Maintenant le simple fait de dire qu’il faut une autre commission pour étudier cette question, c’est évidemment aller dans le sens de l’ouverture aux femmes du sacrement de l’ordre. Il faut que les gens puissent s’habituer au diaconat féminin. On voit d’ailleurs déjà depuis Vatican II des diacres mariés qui continuent la vie matrimoniale, ce qui n’avait jamais existé auparavant dans l’Eglise catholique latine. Déjà on voit des diacres avec des femmes. Bientôt on verra des femmes diacres. Le but est de dire qu’il n’y a pas d’incompatibilité entre le sacrement de l’ordre et le sexe féminin. L’étape suivante sera l’ordination sacerdotale, puis épiscopale, pour les femmes. 
R. : Mais il me semble que déjà, sous Jean-Paul II, le Vatican avait permis que les petites filles accèdent au service de messe.

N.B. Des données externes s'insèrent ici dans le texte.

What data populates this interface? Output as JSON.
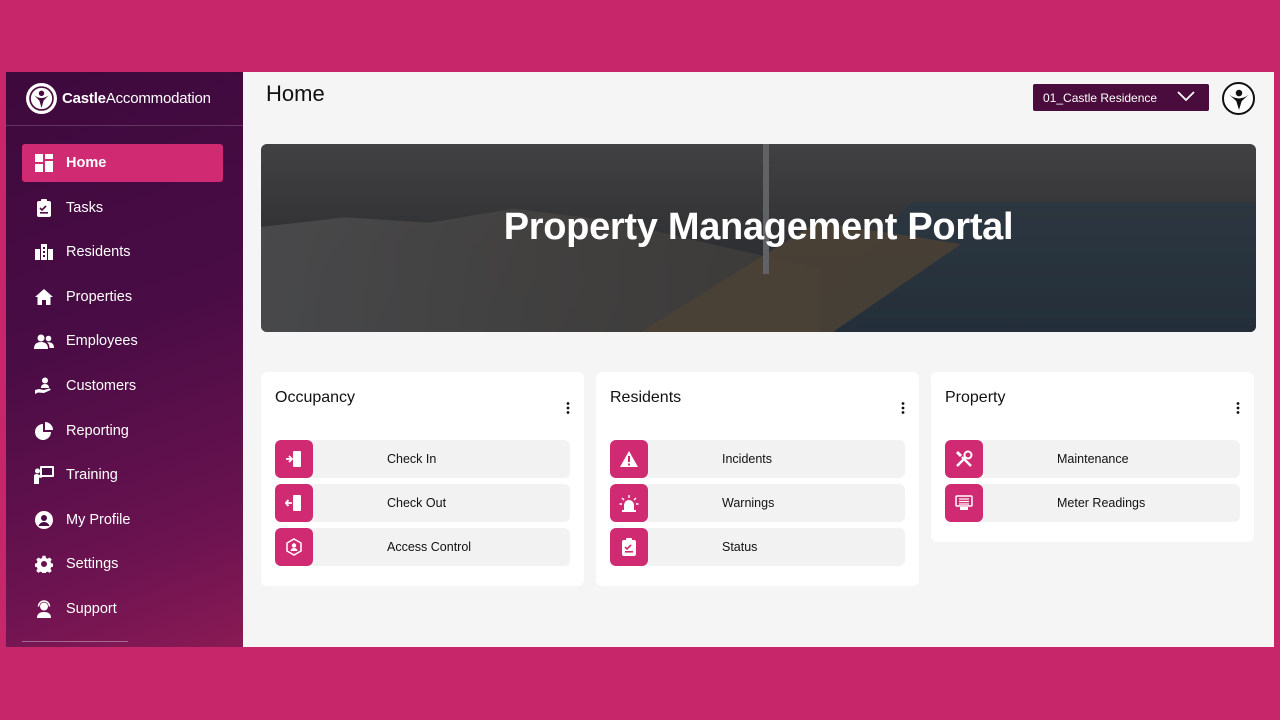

Abbé F.R. : Oui, c’est tout à fait officiel, ce n’est pas un abus liturgique. Bergoglio a mis en œuvre encore une petite nouveauté, en introduisant des femmes et des non-chrétiens dans la cérémonie du lavement des pieds le Jeudi Saint, acte liturgique pendant lequel douze personnes doivent représenter les douze apôtres. C’est d’ailleurs tout à fait conforme à l’idée moderne d’égalité et de non-discrimination.
R. : Et cela favorise l’apostasie universelle. Aux Etats-Unis par exemple, en novembre 2013, l’Illinois a autorisé le “mariage” homosexuel. Les actes et paroles publiques de Bergoglio avaient provoqué un retournement des membres “catholiques” de la Chambre qui s’étaient appuyés sur le fameux « qui suis-je pour juger ? » de François pour renoncer à leur opposition au prétendu mariage des invertis ?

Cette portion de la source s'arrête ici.